I am involved in the project on the broker which was discussed earlier on. The financing of the broker or of the programme manager depends on the national system in which he or she works, either market-based financing as in the United States; or public fund-based financing as in Denmark; or company-based funding as in other countries.

Just to say also that in relation to what was said from the International Labour Organisation (ILO) that we are planning to have a conference which also involves participation from the partner countries later on this year.

Q. (Nicholas Fox, Kent Training Enterprise Council, UK):

We have been hearing this morning about a number of different models and approaches that have been tried in different countries to promote employability and competitiveness. The current thrust of European programmes is to let a thousand flowers bloom; each local region can develop its own local model in its own particular way. This produces some very good examples, but there is also the downside that a lot of money is then wasted on bad examples. Are we now reaching a point in European programmes where it would be more efficient to identify a menu of successful models, such as the Danish job rotation model, and to focus European funding on the application of similar models in different countries in different local conditions? The emphasis should be more on how to embed successful models than to try and invent new models.

Marc Ant:

I am not sure that everybody would agree on such an approach: the Commission, the European Commission, the European programmes and other member states. We must not forget that European programmes are managed by the European member states, who have a declared tendency to leave it to a local or regional level.
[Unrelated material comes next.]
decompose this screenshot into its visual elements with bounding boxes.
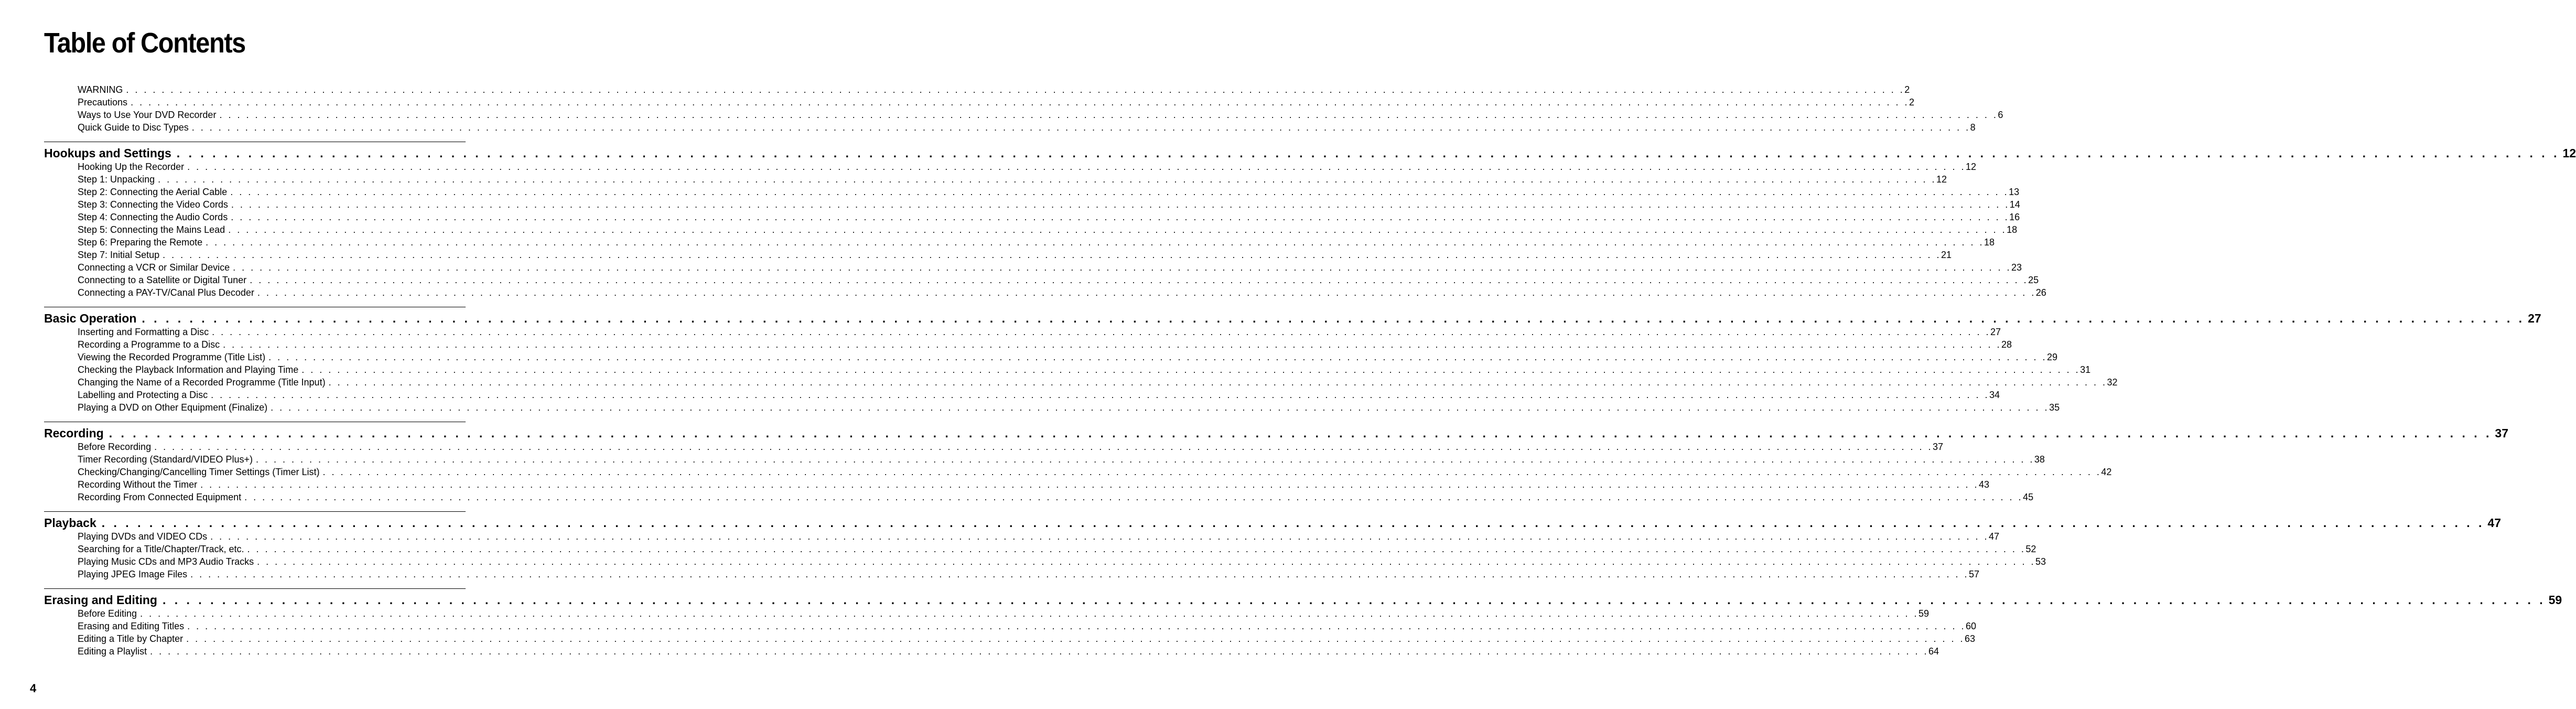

Although we have all over Europe more or less the same problems of unemployment and structural change, it is nevertheless the right of each entity, whatever it is, to develop its own models. By no means will it be possible, for legal or for political reasons or even tactical reasons, to implement a 'best model' all over Europe. I think what is going to happen is there will be many models and there will be an evolution; some models will disappear and some models will stay on.

LEONARDO is a laboratory of innovation. A laboratory in the classical term can blow up so we will have some bad experiences, but I think sometimes you learn more from a not-so-good experience than from the best practice.

I think it would be very difficult to implement. Let us take job rotation. I do not think it would be possible to say from the top down, 'Now let's do job rotation'. But what will happen if the model is successful at the European level? It will become, in many different forms by the way, a more generalised system.

Q:

Would it not be very important that we, all of us, would have access to the best practice models? There should be a combination of both approaches: we should know about the best practice models as they have been successful, and then continue with the innovation because, as somebody said earlier today, sometimes the best practice becomes out of date as different circumstances appear and different problems have to be faced. Job rotation might suit some but it might not suit others, and it may be right for now but it may not be right for 3 years' time or 5 years' time or 10 years' time. At least what is very important is that we all have access to what is regarded as best practice. That is essential and then we can adapt it to our own circumstances.

Q: (Nicholas Fox, Kent Training Enterprise Council, UK):

Thank you for the opportunity to come back. I am not suggesting there should be a standard model imposed from the top. What I am questioning, to use your laboratory analogy, is that if we have too many variables and too many experiments it is impossible to identify the key lessons. If I think back 10 years ago to the Comet Programme, Comet 2, the range of experiences through a whole range of European programmes. We now have so many experiments and so many models, it is sometimes a little difficult to draw out the key lessons.

I am suggesting a move towards coherence, a more efficient mechanism for learning the lesson from projects and applying them and avoiding wasted or duplication. So it is striking the balance rather than being proactive which has been the traditional mode of the European Policy.